Need your help guys. Where is the hydraulic filter located at ? I started having problems when the tractor was was turned to the left. Tractor would screech when the power steering was turned left, but not to the right. Then when you shut tractor off, it would screech like a bearing going out.
I replaced the pump. And it is still doing this. However,,,,,If you start her up and then shut her off.......NO SCREECH.... Sitting there running she sounds good. But the longer she runs the harder she shuts down and boy does she Complain....
My thought is that the filter is clogged and the longer she runs the more the back pressure builds up. However, I can not find da durn Filter.......
HELP........


----------



## pogobill (Jan 31, 2012)

I did a little research and came across this. Hope it helps you out. 
"Your tractor should have a suction screen in the transmission that will Plug up over time. It can be removed and cleaned and reinstalled. It is behind a 3 bolt cover close to the bottom of the tractor across from where the suction line goes in the bottom of the tractor."


----------



## smokinmad (Dec 24, 2013)

Thanks Pogo,
Yep that looks like it is it. DIdn't know I needed to be standing on my head to find it tho. LOL As soon as it dries up a bit, I'll be tearing in to it. Had one heck of a storm just roll thru East Central Illinois. 
By the way, what web site did you find that at? Looks like it needs to be in my Favorites. Love my lil' Yanmar/John Deere, only wish she were a 1050. I'll find one and add it to my growing collection.
Thanks Again, Ron


----------



## smokinmad (Dec 24, 2013)

Ok drained the hydro oil and cleaned the filter which is NOT the problem. However, I did find slivers of fine metal in oil and on the screen. SOOOO, where would the metal come from? The old Pump? Is there something else that the Pump actually pumps into that is disintegrating? 
I really do NOT understand mechanicals at all, especially tractors. Altho I would rather work on a tractor than a truck or car. I don't understand why the engine stops Hard with a Screech. Altho I did have a guy that works at Ford tractors and HE said it is NOT the engine, she runs and accelerates way to smooth.
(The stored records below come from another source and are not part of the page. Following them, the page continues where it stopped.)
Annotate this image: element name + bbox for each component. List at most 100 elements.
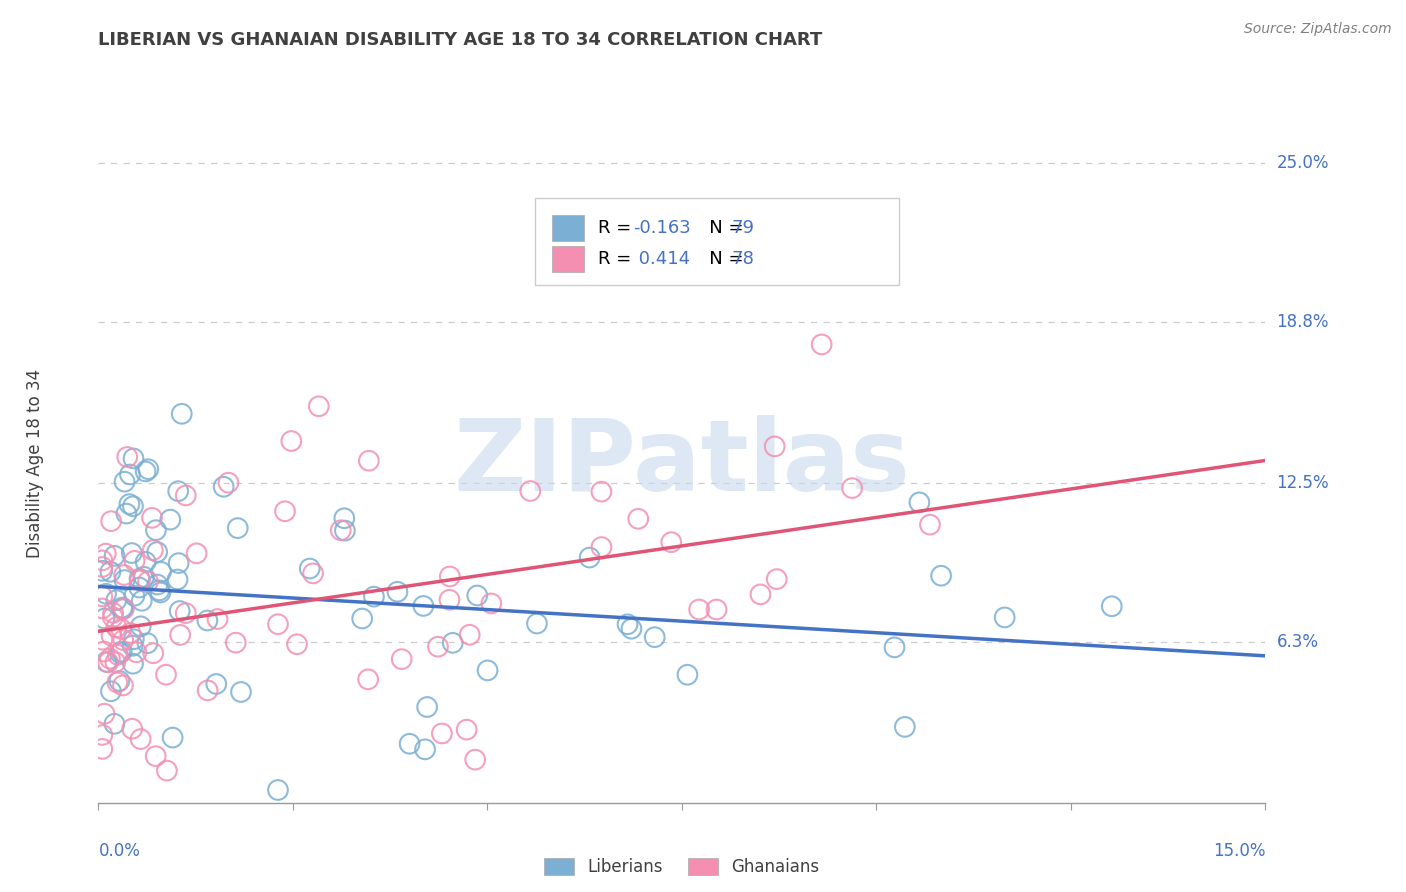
Point xyxy=(426,640,449,654)
Point xyxy=(100,684,122,698)
Point xyxy=(118,497,141,511)
Point xyxy=(391,652,413,666)
Point xyxy=(267,617,290,632)
Point xyxy=(131,594,153,608)
Point xyxy=(174,606,197,620)
Point xyxy=(765,572,787,586)
Point xyxy=(129,732,152,747)
Point xyxy=(456,723,478,737)
Point xyxy=(142,543,165,558)
Point xyxy=(591,484,613,499)
Text: 6.3%: 6.3% xyxy=(1277,632,1319,650)
Point xyxy=(994,610,1017,624)
Point xyxy=(91,728,114,742)
Point xyxy=(267,783,290,797)
Point xyxy=(477,664,499,678)
Point xyxy=(112,568,135,582)
Point xyxy=(121,722,143,736)
Point xyxy=(149,585,172,599)
Text: 79: 79 xyxy=(731,219,755,236)
Point xyxy=(439,592,461,607)
Point xyxy=(464,753,486,767)
Point xyxy=(166,573,188,587)
Point xyxy=(148,583,170,598)
Point xyxy=(155,667,177,681)
Point xyxy=(519,483,541,498)
Point xyxy=(121,639,143,653)
Point xyxy=(195,614,218,628)
Point xyxy=(97,656,120,670)
Point xyxy=(135,465,157,479)
Point xyxy=(124,589,146,603)
Point xyxy=(578,550,600,565)
Point xyxy=(91,742,114,756)
Point xyxy=(167,484,190,499)
Point xyxy=(749,587,772,601)
Point xyxy=(526,616,548,631)
Point xyxy=(125,645,148,659)
Point xyxy=(111,678,134,692)
Point xyxy=(114,475,136,489)
Text: N =: N = xyxy=(692,219,749,236)
Point xyxy=(430,726,453,740)
Point xyxy=(101,606,124,620)
Point xyxy=(929,568,952,582)
Point xyxy=(274,504,297,518)
Point xyxy=(167,556,190,570)
Point xyxy=(416,700,439,714)
Point xyxy=(111,645,134,659)
Point xyxy=(105,675,128,690)
Point xyxy=(105,620,128,634)
Text: 78: 78 xyxy=(731,250,755,268)
Text: 25.0%: 25.0% xyxy=(1277,154,1329,172)
Point xyxy=(298,561,321,575)
Point xyxy=(103,716,125,731)
Point xyxy=(1101,599,1123,614)
Point xyxy=(333,524,356,538)
Point xyxy=(479,597,502,611)
Text: ZIPatlas: ZIPatlas xyxy=(454,416,910,512)
Point xyxy=(93,706,115,721)
Point xyxy=(197,683,219,698)
Point xyxy=(145,523,167,537)
Point xyxy=(465,589,488,603)
Point xyxy=(212,480,235,494)
Text: 15.0%: 15.0% xyxy=(1213,842,1265,860)
Text: R =: R = xyxy=(598,219,637,236)
Point xyxy=(170,407,193,421)
Point xyxy=(159,513,181,527)
Point xyxy=(207,612,229,626)
Point xyxy=(128,581,150,595)
Text: -0.163: -0.163 xyxy=(633,219,690,236)
Point xyxy=(103,549,125,563)
Point xyxy=(94,587,117,601)
Point xyxy=(101,610,124,624)
Point xyxy=(91,590,114,604)
Point xyxy=(112,633,135,648)
Point xyxy=(217,475,239,490)
Point xyxy=(169,604,191,618)
Point xyxy=(146,577,169,591)
Point xyxy=(100,565,122,579)
Point xyxy=(105,593,128,607)
Point xyxy=(225,635,247,649)
Text: 0.0%: 0.0% xyxy=(98,842,141,860)
Point xyxy=(280,434,302,448)
Point xyxy=(352,611,374,625)
Text: R =: R = xyxy=(598,250,637,268)
Point xyxy=(174,488,197,502)
Point xyxy=(412,599,434,613)
Text: LIBERIAN VS GHANAIAN DISABILITY AGE 18 TO 34 CORRELATION CHART: LIBERIAN VS GHANAIAN DISABILITY AGE 18 T… xyxy=(98,31,823,49)
Point xyxy=(108,673,131,688)
Point xyxy=(162,731,184,745)
Point xyxy=(91,601,114,615)
Point xyxy=(908,495,931,509)
Point xyxy=(398,737,420,751)
Point xyxy=(122,451,145,466)
Point xyxy=(659,535,682,549)
Point xyxy=(100,629,122,643)
Point xyxy=(121,546,143,560)
Point xyxy=(115,450,138,464)
Point xyxy=(357,454,380,468)
Point xyxy=(112,601,135,615)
Drained the motor oil and only found one sliver of metal. but I could have missed that when I drained the hydro oil out.

Any Ideas guys?


----------



## smokinmad (Dec 24, 2013)

OK...thought I'd do a follow up...

Bought me a Yanmar 276D...took my loader off my JD850 to put on the 276D....My Son was up from San Antonio for Thanksgiving 2016....
Hey what ya gonna do with Johnnie?
Gonna get her running and give her to you....
He came back for Christmas with a trailer.....
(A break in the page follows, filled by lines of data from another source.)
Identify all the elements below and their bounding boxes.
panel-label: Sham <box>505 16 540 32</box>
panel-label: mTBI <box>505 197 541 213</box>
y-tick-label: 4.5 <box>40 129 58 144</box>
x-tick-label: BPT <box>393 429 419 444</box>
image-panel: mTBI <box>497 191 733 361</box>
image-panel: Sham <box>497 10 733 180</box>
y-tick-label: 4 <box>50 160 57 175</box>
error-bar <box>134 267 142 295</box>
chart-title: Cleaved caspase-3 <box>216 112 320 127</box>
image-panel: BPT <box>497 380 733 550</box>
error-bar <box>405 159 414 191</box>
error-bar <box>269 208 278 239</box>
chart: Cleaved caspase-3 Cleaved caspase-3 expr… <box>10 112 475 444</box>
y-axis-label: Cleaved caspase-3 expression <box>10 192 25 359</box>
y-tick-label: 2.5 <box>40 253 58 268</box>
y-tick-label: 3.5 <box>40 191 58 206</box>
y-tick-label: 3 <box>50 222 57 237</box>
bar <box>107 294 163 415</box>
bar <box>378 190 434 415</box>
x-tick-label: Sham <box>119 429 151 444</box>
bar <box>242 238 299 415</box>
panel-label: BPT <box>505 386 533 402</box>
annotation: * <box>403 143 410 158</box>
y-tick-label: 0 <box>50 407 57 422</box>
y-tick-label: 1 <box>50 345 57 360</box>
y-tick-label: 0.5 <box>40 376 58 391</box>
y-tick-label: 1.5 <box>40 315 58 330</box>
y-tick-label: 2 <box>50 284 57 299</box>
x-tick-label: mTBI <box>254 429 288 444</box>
The Hydraulic pump shredded....that was the metal on the filter screen.....
She had an aftermarket PowerSteering Unit on her...that started to leak, hydraulic fluid.....
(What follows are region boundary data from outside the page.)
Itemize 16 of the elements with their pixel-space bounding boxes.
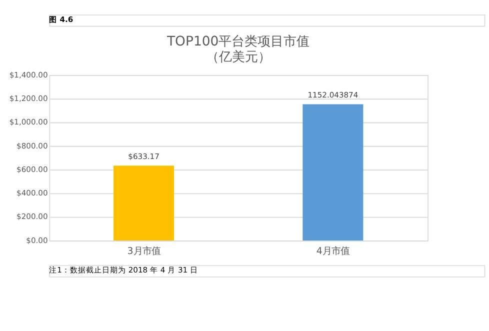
x-tick-label: 4月市值 xyxy=(316,246,350,258)
y-tick-label: $1,200.00 xyxy=(9,94,48,103)
y-tick-label: $800.00 xyxy=(16,141,48,150)
text: （亿美元） xyxy=(206,50,271,65)
y-tick-label: $400.00 xyxy=(16,188,48,198)
text: 注1：数据截止日期为 2018 年 4 月 31 日 xyxy=(49,266,198,275)
y-tick-label: $1,000.00 xyxy=(9,118,48,127)
y-tick-label: $200.00 xyxy=(16,212,48,222)
caption: 图 4.6 xyxy=(49,15,74,24)
data-label: $633.17 xyxy=(128,152,160,162)
y-tick-label: $600.00 xyxy=(16,164,48,174)
y-tick-label: $1,400.00 xyxy=(9,70,48,80)
text: TOP100平台类项目市值 xyxy=(166,34,310,50)
x-tick-label: 3月市值 xyxy=(127,246,160,258)
y-tick-label: $0.00 xyxy=(26,236,48,245)
data-label: 1152.043874 xyxy=(308,90,358,100)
Son took the P/S unit apart and it was clogged also....so when you turned left...the hydraulics back pressured enough to kill the engine.......
So.....Johnnie is Now stirring up Dust in San Antonio, Once again...

Don't ya just Love a Happy Ending.....

p.s. I love the 276D.....put my 48" tiller on her.....Man can she Tear Up some Ground

edro: Smokin edro:


----------



## sixbales (May 18, 2011)

Welcome back to the forum smokinbad. Thanks for the followup. I always like a happy ending!


----------